The invention of logarithms was foreshadowed by the comparison of arithmetic and geometric sequences. In a geometric sequence each term forms a constant ratio with its successor; for example, …1/1,000, 1/100, 1/10, 1, 10, 100, 1,000… has a common ratio of 10. In an arithmetic sequence each successive term differs by a constant, known as the common difference; for example, …−3, −2, −1, 0, 1, 2, 3… has a common difference of 1. Note that a geometric sequence can be written in terms of its common ratio; for the example geometric sequence given above: …10^{−3}, 10^{−2}, 10^{−1}, 10^{0}, 10^{1}, 10^{2}, 10^{3}…. Multiplying two numbers in the geometric sequence, say 1/10 and 100, is equal to adding the corresponding exponents of the common ratio, −1 and 2, to obtain 10^{1} = 10. Thus, multiplication is transformed into addition. The original comparison between the two series, however, was not based on any explicit use of the exponential notation; this was a later development. In 1620 the first table based on the concept of relating geometric and arithmetic sequences was published in Prague by the Swiss mathematician Joost Bürgi.

The Scottish mathematician John Napier published his discovery of logarithms in 1614. His purpose was to assist in the multiplication of quantities that were then called sines. The whole sine was the value of the side of a right-angled triangle with a large hypotenuse. (Napier’s original hypotenuse was 10^{7}.) His definition was given in terms of relative rates.

The logarithme, therefore, of any sine is a number very neerely expressing the line which increased equally in the meene time whiles the line of the whole sine decreased proportionally into that sine, both motions being equal timed and the beginning equally shift.

In cooperation with the English mathematician Henry Briggs, Napier adjusted his logarithm into its modern form. For the Naperian logarithm the comparison would be between points moving on a graduated straight line, the *L* point (for the logarithm) moving uniformly from minus infinity to plus infinity, the *X* point (for the sine) moving from zero to infinity at a speed proportional to its distance from zero. Furthermore, *L* is zero when *X* is one and their speed is equal at this point. The essence of Napier’s discovery is that this constitutes a generalization of the relation between the arithmetic and geometric series; i.e., multiplication and raising to a power of the values of the *X* point correspond to addition and multiplication of the values of the *L* point, respectively. In practice it is convenient to limit the *L* and *X* motion by the requirement that *L* = 1 at *X* = 10 in addition to the condition that *X* = 1 at *L* = 0. This change produced the Briggsian, or common, logarithm.

Napier died in 1617 and Briggs continued alone, publishing in 1624 a table of logarithms calculated to 14 decimal places for numbers from 1 to 20,000 and from 90,000 to 100,000. In 1628 the Dutch publisher Adriaan Vlacq brought out a 10-place table for values from 1 to 100,000, adding the missing 70,000 values. Both Briggs and Vlacq engaged in setting up log trigonometric tables. Such early tables were either to one-hundredth of a degree or to one minute of arc. In the 18th century, tables were published for 10-second intervals, which were convenient for seven-decimal-place tables. In general, finer intervals are required for calculating logarithmic functions of smaller numbers—for example, in the calculation of the functions log sin *x* and log tan *x*.

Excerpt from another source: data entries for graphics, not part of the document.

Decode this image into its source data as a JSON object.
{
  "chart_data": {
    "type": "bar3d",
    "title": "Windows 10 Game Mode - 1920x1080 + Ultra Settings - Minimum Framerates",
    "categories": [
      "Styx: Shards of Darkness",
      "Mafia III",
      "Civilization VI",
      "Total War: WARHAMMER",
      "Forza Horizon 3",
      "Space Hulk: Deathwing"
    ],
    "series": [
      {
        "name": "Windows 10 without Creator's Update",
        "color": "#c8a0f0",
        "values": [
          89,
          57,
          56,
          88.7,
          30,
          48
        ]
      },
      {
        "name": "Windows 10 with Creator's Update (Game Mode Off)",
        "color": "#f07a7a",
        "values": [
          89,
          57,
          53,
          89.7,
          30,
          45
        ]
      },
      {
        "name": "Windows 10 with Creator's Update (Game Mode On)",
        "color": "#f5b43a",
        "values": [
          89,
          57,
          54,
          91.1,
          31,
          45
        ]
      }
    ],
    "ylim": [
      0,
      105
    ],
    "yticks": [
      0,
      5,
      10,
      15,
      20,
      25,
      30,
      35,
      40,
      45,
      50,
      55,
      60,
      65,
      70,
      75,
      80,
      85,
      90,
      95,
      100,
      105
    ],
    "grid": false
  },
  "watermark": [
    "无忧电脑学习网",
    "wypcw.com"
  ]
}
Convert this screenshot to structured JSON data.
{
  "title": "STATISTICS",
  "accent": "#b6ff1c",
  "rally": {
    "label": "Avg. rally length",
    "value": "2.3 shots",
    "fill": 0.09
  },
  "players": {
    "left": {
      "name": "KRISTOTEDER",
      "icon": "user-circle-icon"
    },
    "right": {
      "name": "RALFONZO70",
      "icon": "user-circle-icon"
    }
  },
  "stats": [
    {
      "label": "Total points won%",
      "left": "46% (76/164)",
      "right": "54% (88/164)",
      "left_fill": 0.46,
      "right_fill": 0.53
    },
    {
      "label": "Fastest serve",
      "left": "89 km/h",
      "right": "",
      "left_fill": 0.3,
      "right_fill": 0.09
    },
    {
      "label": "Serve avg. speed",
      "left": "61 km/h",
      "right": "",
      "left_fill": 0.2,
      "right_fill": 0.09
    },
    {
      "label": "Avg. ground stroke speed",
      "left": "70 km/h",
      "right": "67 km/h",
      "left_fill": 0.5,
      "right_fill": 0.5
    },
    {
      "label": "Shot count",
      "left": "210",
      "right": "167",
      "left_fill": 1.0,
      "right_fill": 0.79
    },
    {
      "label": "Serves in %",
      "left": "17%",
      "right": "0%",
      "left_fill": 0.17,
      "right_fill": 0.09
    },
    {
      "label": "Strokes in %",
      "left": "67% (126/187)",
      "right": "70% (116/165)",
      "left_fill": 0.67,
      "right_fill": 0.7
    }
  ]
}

The availability of logarithms greatly influenced the form of plane and spherical trigonometry. The procedures of trigonometry were recast to produce formulas in which the operations that depend on logarithms are done all at once. The recourse to the tables then consisted of only two steps, obtaining logarithms and, after performing computations with the logarithms, obtaining antilogarithms.